Have Fun While Avoiding Sun Damage
Everything isn't doom and gloom when it comes to fun in the sun. There are many easy-to-follow tips and tricks that let you avoid damage from the sun while still enjoying an active outdoor life.
- Shade your face, neck, and ears with a wide-brim hat. Sun visors and baseball caps afford inadequate protection.
- Make certain your sunglasses block UV radiation to protect your eyes and the skin around them.
- Sunscreen, sunscreen, and sunscreen! Use products with a minimum sun protection factor (SPF) of 15. Apply to uncovered skin at least 30 minutes before going outside, reapplying every two hours or after swimming or sweating.
- Wear dark fabrics that are tightly woven. Choose long sleeves, long skirts, and long pants. Pick fabrics that are rated with an ultraviolet protection factor (UPF.)
- If long sleeves, etc., aren't practical, wear a beach cover-up or a t-shirt. Make sure the t-shirt is dry; it provides more UV protection than a wet one.

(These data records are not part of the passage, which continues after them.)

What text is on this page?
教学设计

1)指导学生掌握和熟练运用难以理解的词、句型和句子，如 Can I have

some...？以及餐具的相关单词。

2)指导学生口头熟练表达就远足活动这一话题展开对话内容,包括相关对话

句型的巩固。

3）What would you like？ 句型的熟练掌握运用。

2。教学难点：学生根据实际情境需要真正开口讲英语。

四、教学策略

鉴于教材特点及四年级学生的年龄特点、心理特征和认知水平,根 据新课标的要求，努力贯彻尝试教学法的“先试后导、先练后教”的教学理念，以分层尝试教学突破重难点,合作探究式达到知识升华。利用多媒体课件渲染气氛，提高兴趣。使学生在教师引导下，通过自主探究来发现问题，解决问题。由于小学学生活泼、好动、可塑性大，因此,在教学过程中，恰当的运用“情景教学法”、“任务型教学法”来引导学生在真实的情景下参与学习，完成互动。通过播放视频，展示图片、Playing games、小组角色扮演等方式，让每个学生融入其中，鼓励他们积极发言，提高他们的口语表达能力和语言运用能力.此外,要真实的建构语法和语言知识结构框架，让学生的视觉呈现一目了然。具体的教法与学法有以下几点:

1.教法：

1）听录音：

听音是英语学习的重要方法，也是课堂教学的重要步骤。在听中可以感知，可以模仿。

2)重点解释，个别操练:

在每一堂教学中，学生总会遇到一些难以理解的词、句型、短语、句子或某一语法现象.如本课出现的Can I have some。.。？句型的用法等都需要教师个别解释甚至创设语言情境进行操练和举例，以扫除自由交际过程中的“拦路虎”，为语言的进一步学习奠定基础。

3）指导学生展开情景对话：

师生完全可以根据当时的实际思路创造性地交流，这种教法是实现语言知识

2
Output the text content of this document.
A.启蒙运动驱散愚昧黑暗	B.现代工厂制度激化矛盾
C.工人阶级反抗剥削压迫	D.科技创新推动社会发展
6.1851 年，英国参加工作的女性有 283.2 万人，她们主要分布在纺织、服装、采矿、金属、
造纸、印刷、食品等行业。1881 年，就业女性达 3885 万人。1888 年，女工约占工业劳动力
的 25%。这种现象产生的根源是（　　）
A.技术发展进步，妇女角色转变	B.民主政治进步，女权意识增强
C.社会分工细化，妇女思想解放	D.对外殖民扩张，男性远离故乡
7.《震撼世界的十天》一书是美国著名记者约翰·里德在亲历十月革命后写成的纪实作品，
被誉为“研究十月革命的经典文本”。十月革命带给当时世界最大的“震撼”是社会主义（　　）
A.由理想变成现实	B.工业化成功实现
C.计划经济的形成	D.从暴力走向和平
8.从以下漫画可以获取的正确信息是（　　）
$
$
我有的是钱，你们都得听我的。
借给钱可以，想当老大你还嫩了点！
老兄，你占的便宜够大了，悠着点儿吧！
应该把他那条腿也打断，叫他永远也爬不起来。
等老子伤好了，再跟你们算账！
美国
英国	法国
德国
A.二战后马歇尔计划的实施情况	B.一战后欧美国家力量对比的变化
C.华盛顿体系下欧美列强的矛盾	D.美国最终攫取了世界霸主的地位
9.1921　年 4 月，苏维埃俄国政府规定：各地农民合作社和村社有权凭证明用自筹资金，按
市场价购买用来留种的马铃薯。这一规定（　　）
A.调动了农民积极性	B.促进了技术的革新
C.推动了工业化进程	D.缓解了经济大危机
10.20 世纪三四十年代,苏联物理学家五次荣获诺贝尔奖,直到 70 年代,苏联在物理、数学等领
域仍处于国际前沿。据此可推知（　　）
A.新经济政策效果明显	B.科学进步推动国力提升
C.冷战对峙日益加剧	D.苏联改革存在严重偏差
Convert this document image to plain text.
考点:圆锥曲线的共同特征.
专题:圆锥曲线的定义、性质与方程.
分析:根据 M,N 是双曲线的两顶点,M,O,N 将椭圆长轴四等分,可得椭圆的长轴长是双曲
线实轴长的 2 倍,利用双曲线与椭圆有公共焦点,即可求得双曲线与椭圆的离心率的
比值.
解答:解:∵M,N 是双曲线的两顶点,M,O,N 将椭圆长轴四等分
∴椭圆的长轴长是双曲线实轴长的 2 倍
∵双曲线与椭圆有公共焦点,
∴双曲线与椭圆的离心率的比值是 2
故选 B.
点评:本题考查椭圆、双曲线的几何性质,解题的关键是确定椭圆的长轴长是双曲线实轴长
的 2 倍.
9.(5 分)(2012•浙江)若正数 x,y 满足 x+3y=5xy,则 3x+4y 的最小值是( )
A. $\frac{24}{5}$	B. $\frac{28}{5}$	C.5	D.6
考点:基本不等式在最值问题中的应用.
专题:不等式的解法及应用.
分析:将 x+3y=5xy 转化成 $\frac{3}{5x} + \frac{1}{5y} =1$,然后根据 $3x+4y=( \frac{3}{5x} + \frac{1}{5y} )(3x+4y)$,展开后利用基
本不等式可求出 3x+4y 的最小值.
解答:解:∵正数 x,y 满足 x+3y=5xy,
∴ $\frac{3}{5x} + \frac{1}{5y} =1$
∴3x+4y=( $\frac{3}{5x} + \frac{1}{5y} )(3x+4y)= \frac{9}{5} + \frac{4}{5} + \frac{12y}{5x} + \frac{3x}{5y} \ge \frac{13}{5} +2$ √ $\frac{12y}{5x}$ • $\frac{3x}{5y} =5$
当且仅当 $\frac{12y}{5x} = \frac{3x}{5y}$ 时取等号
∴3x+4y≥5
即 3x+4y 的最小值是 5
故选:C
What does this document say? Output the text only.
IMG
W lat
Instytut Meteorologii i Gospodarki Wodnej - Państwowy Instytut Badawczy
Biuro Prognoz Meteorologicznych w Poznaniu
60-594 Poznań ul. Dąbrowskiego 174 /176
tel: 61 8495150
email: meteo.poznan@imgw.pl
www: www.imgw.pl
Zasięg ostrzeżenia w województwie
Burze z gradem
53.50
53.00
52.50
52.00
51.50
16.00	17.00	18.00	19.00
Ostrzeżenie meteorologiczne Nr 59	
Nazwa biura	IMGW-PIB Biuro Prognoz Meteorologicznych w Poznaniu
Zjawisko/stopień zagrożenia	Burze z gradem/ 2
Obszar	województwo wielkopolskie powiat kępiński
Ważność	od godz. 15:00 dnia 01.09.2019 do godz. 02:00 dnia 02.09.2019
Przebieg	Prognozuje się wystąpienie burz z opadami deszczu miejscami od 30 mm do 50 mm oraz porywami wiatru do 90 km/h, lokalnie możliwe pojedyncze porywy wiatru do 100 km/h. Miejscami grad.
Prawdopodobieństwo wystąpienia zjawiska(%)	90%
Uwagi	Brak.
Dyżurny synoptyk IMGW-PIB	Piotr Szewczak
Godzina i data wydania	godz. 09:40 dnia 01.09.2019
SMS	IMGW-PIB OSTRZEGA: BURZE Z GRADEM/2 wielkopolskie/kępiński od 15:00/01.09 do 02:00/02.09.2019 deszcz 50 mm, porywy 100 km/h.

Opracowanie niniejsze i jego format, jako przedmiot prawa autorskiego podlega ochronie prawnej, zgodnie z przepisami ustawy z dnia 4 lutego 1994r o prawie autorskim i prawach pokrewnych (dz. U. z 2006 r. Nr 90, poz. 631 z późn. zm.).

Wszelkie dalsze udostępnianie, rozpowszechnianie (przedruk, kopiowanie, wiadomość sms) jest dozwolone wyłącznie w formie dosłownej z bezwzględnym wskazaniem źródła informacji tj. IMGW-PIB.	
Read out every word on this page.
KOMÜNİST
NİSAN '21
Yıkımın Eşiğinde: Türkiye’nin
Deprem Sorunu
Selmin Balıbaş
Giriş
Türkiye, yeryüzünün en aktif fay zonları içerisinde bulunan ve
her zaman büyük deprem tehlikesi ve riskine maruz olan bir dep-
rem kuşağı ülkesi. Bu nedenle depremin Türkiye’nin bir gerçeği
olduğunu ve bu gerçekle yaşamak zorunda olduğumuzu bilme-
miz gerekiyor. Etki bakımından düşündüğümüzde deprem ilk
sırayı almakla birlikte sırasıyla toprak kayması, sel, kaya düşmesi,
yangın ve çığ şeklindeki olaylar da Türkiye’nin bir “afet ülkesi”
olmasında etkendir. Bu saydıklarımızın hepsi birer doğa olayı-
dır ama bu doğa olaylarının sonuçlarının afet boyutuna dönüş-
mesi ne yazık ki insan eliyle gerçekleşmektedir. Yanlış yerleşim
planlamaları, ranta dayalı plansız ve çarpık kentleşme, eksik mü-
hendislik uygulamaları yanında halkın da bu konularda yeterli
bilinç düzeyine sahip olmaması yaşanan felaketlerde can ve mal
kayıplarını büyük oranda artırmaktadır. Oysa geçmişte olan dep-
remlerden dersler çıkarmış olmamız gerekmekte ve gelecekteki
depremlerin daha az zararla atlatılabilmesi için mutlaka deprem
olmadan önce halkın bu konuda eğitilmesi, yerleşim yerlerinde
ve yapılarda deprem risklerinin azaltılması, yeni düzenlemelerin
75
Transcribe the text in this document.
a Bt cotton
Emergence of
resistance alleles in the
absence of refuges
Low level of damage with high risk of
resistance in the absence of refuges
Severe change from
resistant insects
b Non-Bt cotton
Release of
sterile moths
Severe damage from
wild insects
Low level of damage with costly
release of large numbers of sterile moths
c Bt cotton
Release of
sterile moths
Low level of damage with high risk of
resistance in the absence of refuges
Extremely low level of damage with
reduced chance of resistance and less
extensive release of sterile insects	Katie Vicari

"Summertime, and the Living Is Easy"
Yes, Ella Fitzgerald had it right. Living in the summertime can be easy and fun, even with the risks faced by excessive sun exposure. All it takes to overcome the damper on summer's escapades that UV radiation poses is a bit of education, a little preparation, and a few changes in behavior. All are minor inconveniences that are a small price to pay when the surf is up!